Four Treasures of Shalu Monastery
There are a large number of murals, Buddha, scriptures, thangka, ritual items, such as historical relics, among them, the four treasures are famous:
The first treasure is a sutra board, which is 700 years old. It was a square made up by 108 pieces of small boards during the foundation of monastery and cannot be reassembled once broken apart, a piece of sutra printed against the board is regarded as good luck. When believers pilgrimage to Shalu Monastery, they wish for the scrabble board printed scripture for bring good luck and ward off calamities.

The second treasure is “Holy Water Urn”: in the southeast corner, there is a brass urn with a diameter of 80 cm. It is usually covered with a piece of red cloth and sealed; the holy water may clean 108 filths and is changed every 12 years. When changing the water, the original pure water is neither adding nor subtracting, people who get the holy water will have good fortune a lifetime.

The third treasure is a stone basin, which was said the washbasin of the builder Chetsun Sherab Jungnay dating back to 1040. It displays in front of the hall. During rainy day, when the water gets all over the basin will not spill over, which is miraculous.

Fourth treasure is a stone tablet, which was unearthed when to lay the foundation, and when the stone was excavated, the stone was written a mantra which reads “om mani Padme Hum” and has four pagoda carved into it.

Attraction Transportation:
There are buses in Passenger Station in Shanghai Middle Road Shigatse to Shalu Monastery.

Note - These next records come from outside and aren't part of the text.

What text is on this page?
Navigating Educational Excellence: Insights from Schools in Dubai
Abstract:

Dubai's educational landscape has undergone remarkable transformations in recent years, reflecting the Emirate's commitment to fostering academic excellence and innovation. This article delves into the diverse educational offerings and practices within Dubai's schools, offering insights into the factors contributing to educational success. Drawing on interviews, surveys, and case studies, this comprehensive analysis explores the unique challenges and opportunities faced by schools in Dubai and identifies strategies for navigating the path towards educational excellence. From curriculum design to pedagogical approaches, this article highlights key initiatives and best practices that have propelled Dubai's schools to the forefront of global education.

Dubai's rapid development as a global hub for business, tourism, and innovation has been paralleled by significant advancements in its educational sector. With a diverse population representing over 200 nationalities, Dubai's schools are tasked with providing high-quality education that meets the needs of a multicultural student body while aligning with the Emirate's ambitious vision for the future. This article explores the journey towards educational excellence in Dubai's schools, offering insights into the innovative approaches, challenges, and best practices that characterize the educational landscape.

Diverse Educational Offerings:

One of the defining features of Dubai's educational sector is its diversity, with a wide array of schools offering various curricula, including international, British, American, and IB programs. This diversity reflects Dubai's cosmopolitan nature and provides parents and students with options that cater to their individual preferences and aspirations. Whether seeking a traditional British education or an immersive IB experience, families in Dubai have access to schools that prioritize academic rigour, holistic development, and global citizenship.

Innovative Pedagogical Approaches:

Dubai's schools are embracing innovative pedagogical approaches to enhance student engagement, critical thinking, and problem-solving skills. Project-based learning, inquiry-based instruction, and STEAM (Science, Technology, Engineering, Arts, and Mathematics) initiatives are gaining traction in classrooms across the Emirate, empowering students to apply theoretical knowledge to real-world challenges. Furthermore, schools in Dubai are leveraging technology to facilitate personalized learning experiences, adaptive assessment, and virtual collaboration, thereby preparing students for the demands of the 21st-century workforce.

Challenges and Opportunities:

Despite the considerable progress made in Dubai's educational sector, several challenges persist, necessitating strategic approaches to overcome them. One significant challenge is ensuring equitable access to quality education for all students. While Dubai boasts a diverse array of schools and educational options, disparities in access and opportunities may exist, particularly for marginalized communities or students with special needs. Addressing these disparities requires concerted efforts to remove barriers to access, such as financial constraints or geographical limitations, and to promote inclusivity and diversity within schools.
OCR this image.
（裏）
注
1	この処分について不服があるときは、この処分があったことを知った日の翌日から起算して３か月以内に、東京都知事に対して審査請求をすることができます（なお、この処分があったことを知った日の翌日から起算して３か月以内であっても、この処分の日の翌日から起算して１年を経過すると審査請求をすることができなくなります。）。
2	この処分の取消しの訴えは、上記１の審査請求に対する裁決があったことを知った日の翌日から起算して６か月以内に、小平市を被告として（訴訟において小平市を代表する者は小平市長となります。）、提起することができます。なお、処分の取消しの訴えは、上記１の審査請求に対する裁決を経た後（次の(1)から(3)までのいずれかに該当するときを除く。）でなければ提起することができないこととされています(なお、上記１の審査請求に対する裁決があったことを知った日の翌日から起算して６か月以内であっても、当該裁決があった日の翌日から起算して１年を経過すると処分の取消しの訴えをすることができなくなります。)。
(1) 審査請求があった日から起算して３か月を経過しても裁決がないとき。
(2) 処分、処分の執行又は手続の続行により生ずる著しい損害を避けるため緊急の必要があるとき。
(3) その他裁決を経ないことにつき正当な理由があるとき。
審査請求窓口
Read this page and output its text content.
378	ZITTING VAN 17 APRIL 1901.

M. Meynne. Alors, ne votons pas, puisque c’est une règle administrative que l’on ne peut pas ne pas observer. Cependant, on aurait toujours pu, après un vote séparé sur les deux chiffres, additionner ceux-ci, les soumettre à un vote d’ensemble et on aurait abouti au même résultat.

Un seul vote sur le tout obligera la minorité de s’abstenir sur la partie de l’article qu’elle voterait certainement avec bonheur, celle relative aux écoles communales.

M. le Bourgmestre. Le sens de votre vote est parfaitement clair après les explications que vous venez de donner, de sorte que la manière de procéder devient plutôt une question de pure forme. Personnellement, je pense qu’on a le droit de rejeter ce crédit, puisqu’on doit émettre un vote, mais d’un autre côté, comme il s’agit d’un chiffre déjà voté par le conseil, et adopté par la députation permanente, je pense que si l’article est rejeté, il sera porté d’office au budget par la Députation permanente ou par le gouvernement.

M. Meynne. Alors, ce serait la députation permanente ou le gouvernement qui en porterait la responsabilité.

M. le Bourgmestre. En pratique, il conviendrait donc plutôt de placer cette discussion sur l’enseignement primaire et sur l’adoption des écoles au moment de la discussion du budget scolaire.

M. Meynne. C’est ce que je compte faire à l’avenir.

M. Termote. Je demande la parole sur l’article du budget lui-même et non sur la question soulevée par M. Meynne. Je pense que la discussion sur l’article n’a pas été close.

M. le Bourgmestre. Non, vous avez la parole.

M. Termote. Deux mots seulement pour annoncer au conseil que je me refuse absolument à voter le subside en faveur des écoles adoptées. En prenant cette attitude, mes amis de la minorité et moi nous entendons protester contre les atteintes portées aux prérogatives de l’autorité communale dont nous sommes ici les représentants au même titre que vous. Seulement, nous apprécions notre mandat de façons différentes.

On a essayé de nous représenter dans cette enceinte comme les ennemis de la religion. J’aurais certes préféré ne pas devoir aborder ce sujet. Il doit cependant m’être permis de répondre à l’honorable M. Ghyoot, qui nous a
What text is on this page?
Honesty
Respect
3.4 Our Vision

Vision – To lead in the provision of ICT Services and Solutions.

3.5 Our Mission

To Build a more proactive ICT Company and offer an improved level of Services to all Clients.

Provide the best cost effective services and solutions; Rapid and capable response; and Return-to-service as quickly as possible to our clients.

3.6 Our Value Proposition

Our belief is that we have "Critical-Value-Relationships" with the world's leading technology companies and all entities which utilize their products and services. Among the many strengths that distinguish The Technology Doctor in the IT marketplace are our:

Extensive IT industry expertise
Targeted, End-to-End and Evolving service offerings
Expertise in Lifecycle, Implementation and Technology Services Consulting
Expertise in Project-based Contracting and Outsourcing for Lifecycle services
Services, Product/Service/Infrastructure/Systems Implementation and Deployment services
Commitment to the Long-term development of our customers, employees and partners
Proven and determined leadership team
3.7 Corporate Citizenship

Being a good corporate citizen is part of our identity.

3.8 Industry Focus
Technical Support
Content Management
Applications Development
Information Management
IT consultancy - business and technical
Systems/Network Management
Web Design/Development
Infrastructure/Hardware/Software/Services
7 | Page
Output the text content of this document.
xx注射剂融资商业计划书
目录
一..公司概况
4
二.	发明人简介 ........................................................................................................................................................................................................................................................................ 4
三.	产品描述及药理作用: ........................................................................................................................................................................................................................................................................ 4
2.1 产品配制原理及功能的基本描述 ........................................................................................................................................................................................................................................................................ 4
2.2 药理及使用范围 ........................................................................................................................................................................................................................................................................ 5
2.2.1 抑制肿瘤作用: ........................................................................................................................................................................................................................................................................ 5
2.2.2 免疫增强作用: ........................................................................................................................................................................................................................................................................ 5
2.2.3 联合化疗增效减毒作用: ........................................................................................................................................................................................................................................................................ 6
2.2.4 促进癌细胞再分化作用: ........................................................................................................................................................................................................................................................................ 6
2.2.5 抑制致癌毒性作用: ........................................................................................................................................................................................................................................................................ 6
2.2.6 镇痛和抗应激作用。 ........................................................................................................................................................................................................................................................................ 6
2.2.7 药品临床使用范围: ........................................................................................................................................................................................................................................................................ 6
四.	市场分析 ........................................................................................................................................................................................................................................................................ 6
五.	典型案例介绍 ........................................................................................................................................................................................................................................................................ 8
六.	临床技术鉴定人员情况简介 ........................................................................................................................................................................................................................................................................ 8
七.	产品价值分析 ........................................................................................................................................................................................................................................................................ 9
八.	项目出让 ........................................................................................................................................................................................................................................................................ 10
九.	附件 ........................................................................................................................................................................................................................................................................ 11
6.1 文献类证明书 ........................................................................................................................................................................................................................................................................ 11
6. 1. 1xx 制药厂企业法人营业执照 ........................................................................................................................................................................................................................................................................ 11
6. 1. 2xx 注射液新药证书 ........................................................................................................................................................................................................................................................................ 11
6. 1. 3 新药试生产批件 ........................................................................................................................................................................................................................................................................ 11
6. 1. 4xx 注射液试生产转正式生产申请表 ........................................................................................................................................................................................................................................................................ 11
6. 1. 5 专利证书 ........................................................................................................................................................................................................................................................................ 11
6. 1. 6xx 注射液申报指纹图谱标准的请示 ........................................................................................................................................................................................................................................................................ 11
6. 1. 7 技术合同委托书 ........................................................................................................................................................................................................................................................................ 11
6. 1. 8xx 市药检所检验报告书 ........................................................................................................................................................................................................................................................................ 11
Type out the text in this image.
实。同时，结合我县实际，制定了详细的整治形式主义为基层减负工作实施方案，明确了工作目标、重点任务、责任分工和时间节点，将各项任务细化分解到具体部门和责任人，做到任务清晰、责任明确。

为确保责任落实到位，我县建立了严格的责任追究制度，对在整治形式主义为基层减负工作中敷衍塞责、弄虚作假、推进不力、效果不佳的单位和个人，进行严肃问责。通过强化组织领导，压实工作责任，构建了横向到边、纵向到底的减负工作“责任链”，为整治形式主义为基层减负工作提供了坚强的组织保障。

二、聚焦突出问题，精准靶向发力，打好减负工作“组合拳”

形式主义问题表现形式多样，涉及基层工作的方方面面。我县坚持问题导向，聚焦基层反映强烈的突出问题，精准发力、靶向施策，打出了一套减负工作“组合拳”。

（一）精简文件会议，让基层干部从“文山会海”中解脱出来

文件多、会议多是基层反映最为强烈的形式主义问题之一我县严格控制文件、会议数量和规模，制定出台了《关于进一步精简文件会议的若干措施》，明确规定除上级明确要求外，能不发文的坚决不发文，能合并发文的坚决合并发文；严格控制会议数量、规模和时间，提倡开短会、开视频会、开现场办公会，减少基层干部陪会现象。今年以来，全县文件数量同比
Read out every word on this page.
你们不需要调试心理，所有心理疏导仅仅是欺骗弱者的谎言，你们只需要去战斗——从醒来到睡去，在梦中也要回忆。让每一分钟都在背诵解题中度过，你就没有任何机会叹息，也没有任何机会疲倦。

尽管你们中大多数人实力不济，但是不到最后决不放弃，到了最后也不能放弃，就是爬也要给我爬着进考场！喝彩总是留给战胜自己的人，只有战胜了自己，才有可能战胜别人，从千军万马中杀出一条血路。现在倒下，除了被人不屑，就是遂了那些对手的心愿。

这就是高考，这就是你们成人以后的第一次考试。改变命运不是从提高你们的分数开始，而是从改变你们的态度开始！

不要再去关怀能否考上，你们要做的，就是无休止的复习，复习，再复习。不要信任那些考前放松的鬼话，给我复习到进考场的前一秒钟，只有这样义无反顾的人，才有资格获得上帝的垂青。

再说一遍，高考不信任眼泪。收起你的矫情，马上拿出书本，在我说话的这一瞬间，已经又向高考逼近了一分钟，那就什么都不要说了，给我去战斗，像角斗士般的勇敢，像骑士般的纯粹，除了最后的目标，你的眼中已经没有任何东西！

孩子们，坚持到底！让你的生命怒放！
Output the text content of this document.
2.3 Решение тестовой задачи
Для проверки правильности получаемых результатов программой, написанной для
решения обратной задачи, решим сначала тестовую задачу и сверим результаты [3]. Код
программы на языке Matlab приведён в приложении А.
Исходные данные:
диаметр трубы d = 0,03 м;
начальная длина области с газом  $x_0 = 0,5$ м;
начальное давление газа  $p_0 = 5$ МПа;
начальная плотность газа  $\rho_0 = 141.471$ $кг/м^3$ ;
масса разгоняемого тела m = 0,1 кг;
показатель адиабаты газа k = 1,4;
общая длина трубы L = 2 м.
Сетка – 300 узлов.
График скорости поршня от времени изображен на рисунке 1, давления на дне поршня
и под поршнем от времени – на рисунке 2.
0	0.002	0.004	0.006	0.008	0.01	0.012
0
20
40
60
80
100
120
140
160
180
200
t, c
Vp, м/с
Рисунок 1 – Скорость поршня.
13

If you charter a car, the round way can be at least 100 RMB, or you can take bus of Gyangtse direction and get off from the Shalu Monastery road sign, and then walk 3 to 4 km can reach there.

Attraction Travel Tips:
· Recommended Visiting Time: 1 to 2 hours
· There are some frescoes in Shalu Monastery. If you want to see them, you can take a flashlight in case of the darkness.
· Restaurants near Shalu Monastery are few. You could take some water and food in advance.